Admiral Dewey Larry

No. 42, 21
- Position:: Defensive back

Personal information
- Born:: September 1, 1958 (age 66) New Orleans, Louisiana, U.S.
- Height:: 5 ft 11 in (1.80 m)
- Weight:: 192 lb (87 kg)

Career information
- High school:: Technical (Omaha, Nebraska)
- College:: Southern (1977) Contra Costa (1978) UNLV (1979–1980)
- NFL draft:: 1981: 9th round, 225th pick

Career history
- New York Jets (1981)*; Tampa Bay Buccaneers (1982)*; Arizona Wranglers (1983); San Francisco 49ers (1983)*; Ottawa Rough Riders (1984);
- * Offseason and/or practice squad member only

= Admiral Dewey Larry =

American football player (born 1958)

Admiral Dewey Larry Jr. (born September 1, 1958) is an American former professional football defensive back who played for the Arizona Wranglers of the United States Football League (USFL) and the Ottawa Rough Riders of the Canadian Football League (CFL). He was selected by the New York Jets in the ninth round of the 1981 NFL draft after playing college football at the University of Nevada, Las Vegas.

==Early life==
Admiral Dewey Larry Jr. was born on September 1, 1958, in New Orleans, Louisiana. He attended Technical High School in Omaha, Nebraska.

==College career==
Larry was a member of the Southern Jaguars of Southern University in 1977. He played at Contra Costa College in 1978. He was then a two-year letterman for the UNLV Rebels of the University of Nevada, Las Vegas from 1979 to 1980. He was a running back for the Rebels in 1979, rushing five times for 36 yards while also returning one kick for 53 yards. He converted to defensive back in 1980. Larry was also on the track team at UNLV.

==Professional career==
Larry was selected by the New York Jets in the ninth round, with the 225th overall pick, of the 1981 NFL draft as a defensive back. He was released by the Jets on August 4, 1981.
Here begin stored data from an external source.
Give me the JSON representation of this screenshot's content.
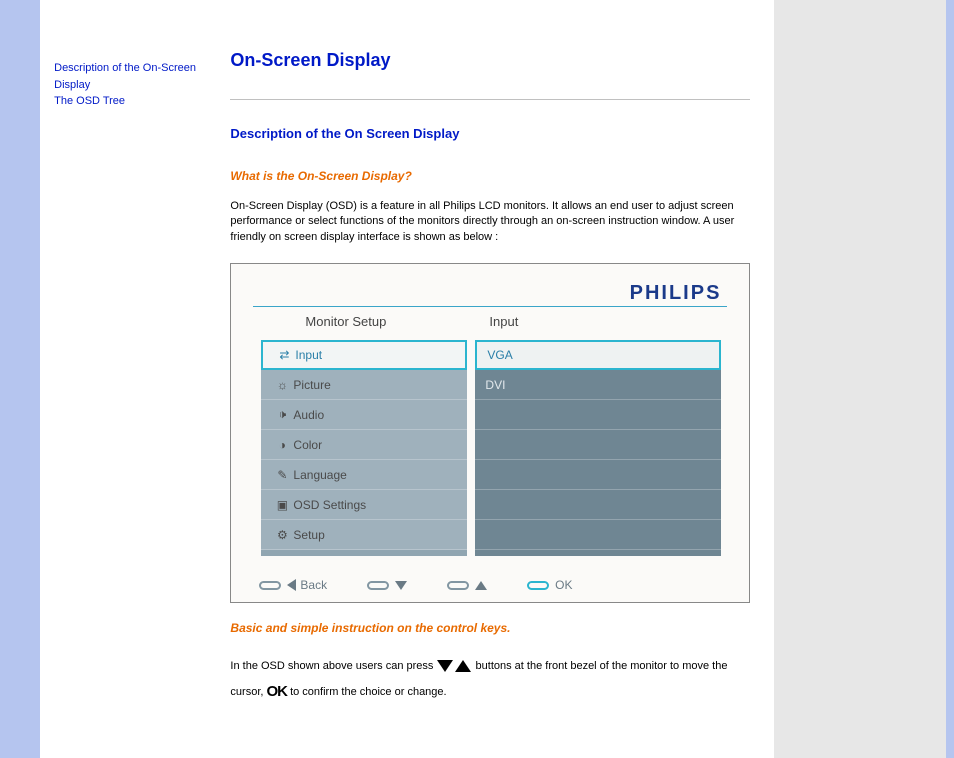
{
  "sidebar": {
    "links": [
      "Description of the On-Screen Display",
      "The OSD Tree"
    ]
  },
  "page": {
    "title": "On-Screen Display",
    "section_title": "Description of the On Screen Display",
    "question": "What is the On-Screen Display?",
    "intro": "On-Screen Display (OSD) is a feature in all Philips LCD monitors. It allows an end user to adjust screen performance or select functions of the monitors directly through an on-screen instruction window. A user friendly on screen display interface is shown as below :",
    "instr_title": "Basic and simple instruction on the control keys.",
    "instr_pre": "In the OSD shown above users can press",
    "instr_mid": "buttons at the front bezel of the monitor to move the cursor,",
    "ok_label": "OK",
    "instr_post": " to confirm the choice or change."
  },
  "osd": {
    "brand": "PHILIPS",
    "col_left_title": "Monitor Setup",
    "col_right_title": "Input",
    "menu": [
      {
        "icon": "input-icon",
        "glyph": "⇄",
        "label": "Input",
        "selected": true
      },
      {
        "icon": "picture-icon",
        "glyph": "☼",
        "label": "Picture",
        "selected": false
      },
      {
        "icon": "audio-icon",
        "glyph": "🕩",
        "label": "Audio",
        "selected": false
      },
      {
        "icon": "color-icon",
        "glyph": "◑",
        "label": "Color",
        "selected": false
      },
      {
        "icon": "language-icon",
        "glyph": "✎",
        "label": "Language",
        "selected": false
      },
      {
        "icon": "osd-settings-icon",
        "glyph": "▣",
        "label": "OSD Settings",
        "selected": false
      },
      {
        "icon": "setup-icon",
        "glyph": "⚙",
        "label": "Setup",
        "selected": false
      }
    ],
    "options": [
      {
        "label": "VGA",
        "selected": true
      },
      {
        "label": "DVI",
        "selected": false
      }
    ],
    "footer": {
      "back": "Back",
      "ok": "OK"
    }
  }
}
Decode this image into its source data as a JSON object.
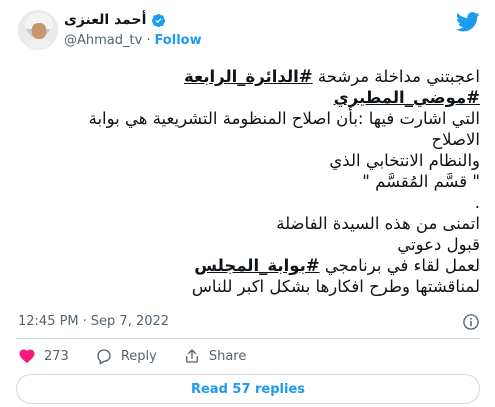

Larry signed with the Tampa Bay Buccaneers of the NFL on February 9, 1982. He was released on September 6, 1982.

He played in nine games, starting seven, for the Arizona Wranglers of the United States Football League (USFL) during the 1983 USFL season. He was listed as a free safety / right cornerback during his time with the Wranglers.

He was signed by the NFL's San Francisco 49ers on June 10, 1983, but was later released.

Larry appeared in two games for the Ottawa Rough Riders of the Canadian Football League in 1984, returning three kicks for 52 yards and three punts for 13 yards. He was listed as a defensive back while with the Rough Riders.